Jonathan Reus graduated in 2014 on the Master’s programme in ArtScience at the Royal Academy of Art, The Hague (KABK). His work combines traditional folk and other musical instruments with new technology. Reus translates scientific research or scientific phenomena into sound or instruments. Through research, debate, residencies and presentations, Reus aims to further develop his skills and raise his profile. He intends to create spatial work that visualizes the theoretical approach to sound. In his development, Reus is being coached by experts from the worlds of music, digital culture and science.
Suzanne Oude Hengel graduated in 2015 at ArtEZ University of the Arts, specializing in Product Design. As a shoe and textiles designer, her focus is on combining (knitting) techniques, industrial manufacturing and digital design methods. Hengel positions herself as an independent link between designers, businesses and technicians. In the next year, Hengel plans to develop further as a technician and programmer, widen her network and intensify her practice. For this, she intends to take a course in knitting-machine software, develop a database of yarns based on the functionalities required to make footwear and conduct materials research to enable the development of a wearable knitted shoe.
Sofija Stanković and Teodora Stanković (TeYosh) graduated in 2015 with a Masters in Graphic Design from the Sandberg Institute in Amsterdam. Blending online and offline culture forms the central focus of TeYosh’s work. The coming year will see the on-going development of two existing projects: the Dictionary of Online Behavior and Attention Spam. The projects are to result in various presentation forms, both online as physical and in virtual reality.
Tenant of Culture is Hendrickje Schimmel’s artistic practice. In 2012, she obtained her Bachelor’s degree in Fashion Design at the ArtEZ University of the Arts, Arnhem, followed by her Master’s in Mixed Media at London’s Royal College of Art in 2016. Her design practice is characterized by an interdisciplinary approach in which the designer moves freely between different fields of design, forms of presentation and theory. In the next year, Tenant of Culture plans to develop an online platform alongside her studio. She intends to use this new interface to safeguard her independent position within the fashion system and experiment with new forms of sale and distribution. She will also launch a study entitled ‘A Just Fashion’, exploring functions of the institutional archive and morality in relation to fashion. This theoretical research will be reflected in artistic experiments with materials, conservation techniques, sculpture, plastic and assembly.

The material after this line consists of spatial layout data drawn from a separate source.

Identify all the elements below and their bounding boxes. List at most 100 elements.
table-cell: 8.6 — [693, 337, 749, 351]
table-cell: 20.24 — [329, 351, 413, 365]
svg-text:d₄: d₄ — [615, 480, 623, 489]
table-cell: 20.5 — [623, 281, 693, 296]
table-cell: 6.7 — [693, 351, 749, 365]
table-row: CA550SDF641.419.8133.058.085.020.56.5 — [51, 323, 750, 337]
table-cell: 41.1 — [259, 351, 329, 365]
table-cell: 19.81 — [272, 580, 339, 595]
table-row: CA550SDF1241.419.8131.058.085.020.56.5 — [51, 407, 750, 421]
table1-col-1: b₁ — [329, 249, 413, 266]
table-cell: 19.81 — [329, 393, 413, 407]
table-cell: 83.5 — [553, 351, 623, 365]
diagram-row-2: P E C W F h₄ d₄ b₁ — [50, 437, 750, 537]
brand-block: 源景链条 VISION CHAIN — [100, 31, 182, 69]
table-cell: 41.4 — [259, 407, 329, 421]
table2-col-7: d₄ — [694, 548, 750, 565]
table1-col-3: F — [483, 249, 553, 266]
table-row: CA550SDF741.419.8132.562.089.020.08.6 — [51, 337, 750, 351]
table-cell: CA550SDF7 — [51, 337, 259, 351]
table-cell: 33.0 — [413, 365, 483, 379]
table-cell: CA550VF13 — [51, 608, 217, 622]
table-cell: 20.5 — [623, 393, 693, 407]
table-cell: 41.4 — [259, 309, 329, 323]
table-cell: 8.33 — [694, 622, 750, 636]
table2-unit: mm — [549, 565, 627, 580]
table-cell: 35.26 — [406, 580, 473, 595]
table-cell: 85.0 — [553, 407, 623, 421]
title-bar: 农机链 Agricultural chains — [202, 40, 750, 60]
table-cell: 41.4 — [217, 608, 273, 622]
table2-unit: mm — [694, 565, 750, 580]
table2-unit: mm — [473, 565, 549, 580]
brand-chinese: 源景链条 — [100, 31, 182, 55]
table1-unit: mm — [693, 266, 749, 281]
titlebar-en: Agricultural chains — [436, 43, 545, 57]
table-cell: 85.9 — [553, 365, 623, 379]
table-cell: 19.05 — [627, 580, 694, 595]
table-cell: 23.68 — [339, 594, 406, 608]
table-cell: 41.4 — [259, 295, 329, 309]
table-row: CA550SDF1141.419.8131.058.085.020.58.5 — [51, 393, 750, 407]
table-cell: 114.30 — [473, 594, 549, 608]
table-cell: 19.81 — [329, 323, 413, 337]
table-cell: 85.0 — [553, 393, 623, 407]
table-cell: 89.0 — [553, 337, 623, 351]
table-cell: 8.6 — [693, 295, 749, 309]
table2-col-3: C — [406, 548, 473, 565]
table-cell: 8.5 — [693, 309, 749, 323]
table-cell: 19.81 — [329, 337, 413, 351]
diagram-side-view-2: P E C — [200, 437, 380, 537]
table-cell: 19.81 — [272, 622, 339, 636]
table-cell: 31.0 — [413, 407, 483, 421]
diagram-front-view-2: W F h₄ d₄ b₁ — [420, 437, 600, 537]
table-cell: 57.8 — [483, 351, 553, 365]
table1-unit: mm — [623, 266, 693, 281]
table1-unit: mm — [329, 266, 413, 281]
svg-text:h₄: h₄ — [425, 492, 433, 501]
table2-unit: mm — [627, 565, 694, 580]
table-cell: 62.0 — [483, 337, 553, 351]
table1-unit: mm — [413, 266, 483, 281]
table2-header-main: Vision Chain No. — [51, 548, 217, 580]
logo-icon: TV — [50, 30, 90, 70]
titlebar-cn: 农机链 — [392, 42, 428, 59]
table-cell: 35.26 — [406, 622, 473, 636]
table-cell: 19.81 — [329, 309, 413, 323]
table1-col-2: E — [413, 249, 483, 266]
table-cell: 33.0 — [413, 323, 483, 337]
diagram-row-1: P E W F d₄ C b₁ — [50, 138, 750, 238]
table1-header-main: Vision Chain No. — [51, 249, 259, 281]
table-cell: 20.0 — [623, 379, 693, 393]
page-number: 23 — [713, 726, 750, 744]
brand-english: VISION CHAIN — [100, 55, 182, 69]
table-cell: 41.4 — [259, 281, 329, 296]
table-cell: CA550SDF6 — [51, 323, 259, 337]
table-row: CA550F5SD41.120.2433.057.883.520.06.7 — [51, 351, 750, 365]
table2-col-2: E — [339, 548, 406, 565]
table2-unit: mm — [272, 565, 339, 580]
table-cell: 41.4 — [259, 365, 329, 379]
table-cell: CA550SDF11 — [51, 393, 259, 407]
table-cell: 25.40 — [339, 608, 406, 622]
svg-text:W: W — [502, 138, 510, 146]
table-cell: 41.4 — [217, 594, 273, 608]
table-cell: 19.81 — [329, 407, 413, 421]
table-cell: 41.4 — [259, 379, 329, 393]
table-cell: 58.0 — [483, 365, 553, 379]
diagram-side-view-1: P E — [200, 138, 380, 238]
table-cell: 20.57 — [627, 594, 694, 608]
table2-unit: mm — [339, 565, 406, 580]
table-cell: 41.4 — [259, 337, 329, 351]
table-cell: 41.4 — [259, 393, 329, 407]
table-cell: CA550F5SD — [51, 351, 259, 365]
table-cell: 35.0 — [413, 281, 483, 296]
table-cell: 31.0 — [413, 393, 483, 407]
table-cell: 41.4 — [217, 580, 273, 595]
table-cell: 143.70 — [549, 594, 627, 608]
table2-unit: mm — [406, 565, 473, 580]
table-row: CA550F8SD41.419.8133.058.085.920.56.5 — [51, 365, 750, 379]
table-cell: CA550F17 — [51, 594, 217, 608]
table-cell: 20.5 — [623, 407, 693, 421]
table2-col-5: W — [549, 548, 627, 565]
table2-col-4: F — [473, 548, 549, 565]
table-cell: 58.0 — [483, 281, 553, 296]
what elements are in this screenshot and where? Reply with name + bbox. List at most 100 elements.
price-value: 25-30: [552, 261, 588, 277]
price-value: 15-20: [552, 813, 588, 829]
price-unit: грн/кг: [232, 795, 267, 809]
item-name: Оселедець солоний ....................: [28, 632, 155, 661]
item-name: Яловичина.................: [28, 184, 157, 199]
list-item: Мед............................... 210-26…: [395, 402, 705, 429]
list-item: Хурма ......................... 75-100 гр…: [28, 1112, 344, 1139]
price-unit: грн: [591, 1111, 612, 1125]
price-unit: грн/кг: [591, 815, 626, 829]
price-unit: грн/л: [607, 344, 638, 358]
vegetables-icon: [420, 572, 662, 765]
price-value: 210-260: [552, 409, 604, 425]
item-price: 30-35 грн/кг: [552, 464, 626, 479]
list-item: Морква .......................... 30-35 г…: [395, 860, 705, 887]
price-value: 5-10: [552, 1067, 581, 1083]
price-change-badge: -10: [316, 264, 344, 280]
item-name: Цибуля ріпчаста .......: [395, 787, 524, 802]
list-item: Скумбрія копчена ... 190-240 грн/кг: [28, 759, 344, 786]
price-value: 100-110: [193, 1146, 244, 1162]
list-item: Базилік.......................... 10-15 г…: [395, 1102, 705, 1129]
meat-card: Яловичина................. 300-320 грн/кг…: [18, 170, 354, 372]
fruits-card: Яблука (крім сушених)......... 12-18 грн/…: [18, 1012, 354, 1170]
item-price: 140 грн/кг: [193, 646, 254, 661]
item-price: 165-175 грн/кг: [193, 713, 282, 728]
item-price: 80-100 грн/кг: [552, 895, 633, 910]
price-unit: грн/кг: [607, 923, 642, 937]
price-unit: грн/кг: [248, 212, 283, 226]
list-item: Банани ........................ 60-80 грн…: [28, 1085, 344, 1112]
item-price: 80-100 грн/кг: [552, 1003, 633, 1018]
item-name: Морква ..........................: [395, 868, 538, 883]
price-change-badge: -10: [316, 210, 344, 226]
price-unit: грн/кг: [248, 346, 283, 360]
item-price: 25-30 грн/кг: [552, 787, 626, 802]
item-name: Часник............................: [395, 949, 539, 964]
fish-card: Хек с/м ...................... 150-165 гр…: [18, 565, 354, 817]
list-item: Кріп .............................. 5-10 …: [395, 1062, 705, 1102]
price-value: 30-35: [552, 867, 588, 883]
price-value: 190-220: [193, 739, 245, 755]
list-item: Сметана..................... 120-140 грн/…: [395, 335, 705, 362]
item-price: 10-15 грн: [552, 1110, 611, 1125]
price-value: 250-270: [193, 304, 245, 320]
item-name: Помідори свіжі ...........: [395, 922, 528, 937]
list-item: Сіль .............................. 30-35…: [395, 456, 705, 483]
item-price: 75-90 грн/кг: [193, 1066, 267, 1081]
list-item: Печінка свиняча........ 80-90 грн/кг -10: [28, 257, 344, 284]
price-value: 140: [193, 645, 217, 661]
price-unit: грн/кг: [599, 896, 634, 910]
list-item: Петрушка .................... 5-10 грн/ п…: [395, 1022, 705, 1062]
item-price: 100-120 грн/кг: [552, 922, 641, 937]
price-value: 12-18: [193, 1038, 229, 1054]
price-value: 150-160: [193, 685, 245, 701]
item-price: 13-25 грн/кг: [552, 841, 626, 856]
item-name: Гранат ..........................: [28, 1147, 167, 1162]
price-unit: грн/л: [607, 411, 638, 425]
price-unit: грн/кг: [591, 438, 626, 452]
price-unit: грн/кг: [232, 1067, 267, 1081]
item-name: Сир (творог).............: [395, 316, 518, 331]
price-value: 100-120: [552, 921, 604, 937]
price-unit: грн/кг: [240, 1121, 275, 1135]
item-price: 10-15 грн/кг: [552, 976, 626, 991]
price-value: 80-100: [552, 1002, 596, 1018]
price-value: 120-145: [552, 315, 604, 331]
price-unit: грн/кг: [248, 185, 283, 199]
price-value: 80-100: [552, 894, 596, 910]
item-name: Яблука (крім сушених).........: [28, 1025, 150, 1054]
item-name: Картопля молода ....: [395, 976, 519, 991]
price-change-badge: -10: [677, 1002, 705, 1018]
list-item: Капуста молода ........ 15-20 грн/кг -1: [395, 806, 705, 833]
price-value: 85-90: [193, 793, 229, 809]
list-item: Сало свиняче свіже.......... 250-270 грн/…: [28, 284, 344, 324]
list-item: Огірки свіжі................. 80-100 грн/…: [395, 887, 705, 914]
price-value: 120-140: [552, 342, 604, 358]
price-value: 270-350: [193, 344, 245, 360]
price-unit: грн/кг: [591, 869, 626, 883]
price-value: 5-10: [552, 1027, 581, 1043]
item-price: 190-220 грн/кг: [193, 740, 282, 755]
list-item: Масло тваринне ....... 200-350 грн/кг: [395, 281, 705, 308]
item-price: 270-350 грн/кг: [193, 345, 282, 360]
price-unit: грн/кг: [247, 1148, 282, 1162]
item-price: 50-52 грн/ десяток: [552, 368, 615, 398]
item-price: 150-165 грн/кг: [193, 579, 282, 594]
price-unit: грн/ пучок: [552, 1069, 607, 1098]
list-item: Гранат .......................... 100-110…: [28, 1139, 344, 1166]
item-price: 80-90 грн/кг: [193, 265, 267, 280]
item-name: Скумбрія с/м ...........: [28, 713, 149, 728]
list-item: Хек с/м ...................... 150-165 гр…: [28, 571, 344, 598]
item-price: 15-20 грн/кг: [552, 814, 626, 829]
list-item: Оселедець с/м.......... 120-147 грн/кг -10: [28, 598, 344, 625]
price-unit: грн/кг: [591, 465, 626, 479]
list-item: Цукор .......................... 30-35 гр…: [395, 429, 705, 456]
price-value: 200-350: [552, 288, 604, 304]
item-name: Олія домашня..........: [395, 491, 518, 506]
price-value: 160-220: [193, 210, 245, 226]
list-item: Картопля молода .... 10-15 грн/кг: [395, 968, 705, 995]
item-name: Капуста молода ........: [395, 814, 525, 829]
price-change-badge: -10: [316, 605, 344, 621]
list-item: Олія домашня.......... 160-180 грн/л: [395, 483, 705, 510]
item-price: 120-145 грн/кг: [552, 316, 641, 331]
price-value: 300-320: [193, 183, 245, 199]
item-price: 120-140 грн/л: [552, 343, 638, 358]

Willem van Doorn graduated at the Design Academy Eindhoven in 2013, specializing in ‘Man and Living’. Sensory experience, place and time are important principles for his design practice. While graduating, he set up his workplace on his family’s farm in the village of De Kwakel. This resulted in a study of ways of connecting the agricultural sector with the creative industry. In the next year, he plans to open up the farm, which is also set up as a carpentry workshop, to guest designers and to set up an artist-in-residency focusing on themes such as light pollution and food production. This should ultimately result in a small creative business park and the conservation of the farm.
Yamuna Forzani graduated in 2016 from the Royal Academy of Art, The Hague (KABK), in the field of Textile and Fashion. The designer operates as an activist for the LGBTQ community. In the coming year Forzani plans to develop a genderless collection and to present this at a personally organized Ball at the Hague’s De Witte Society. A Ball is an event, vogue competition and safe space for the LGBTQ community. Forzani aims to use this format to break through heteronormative systems and bring different communities together.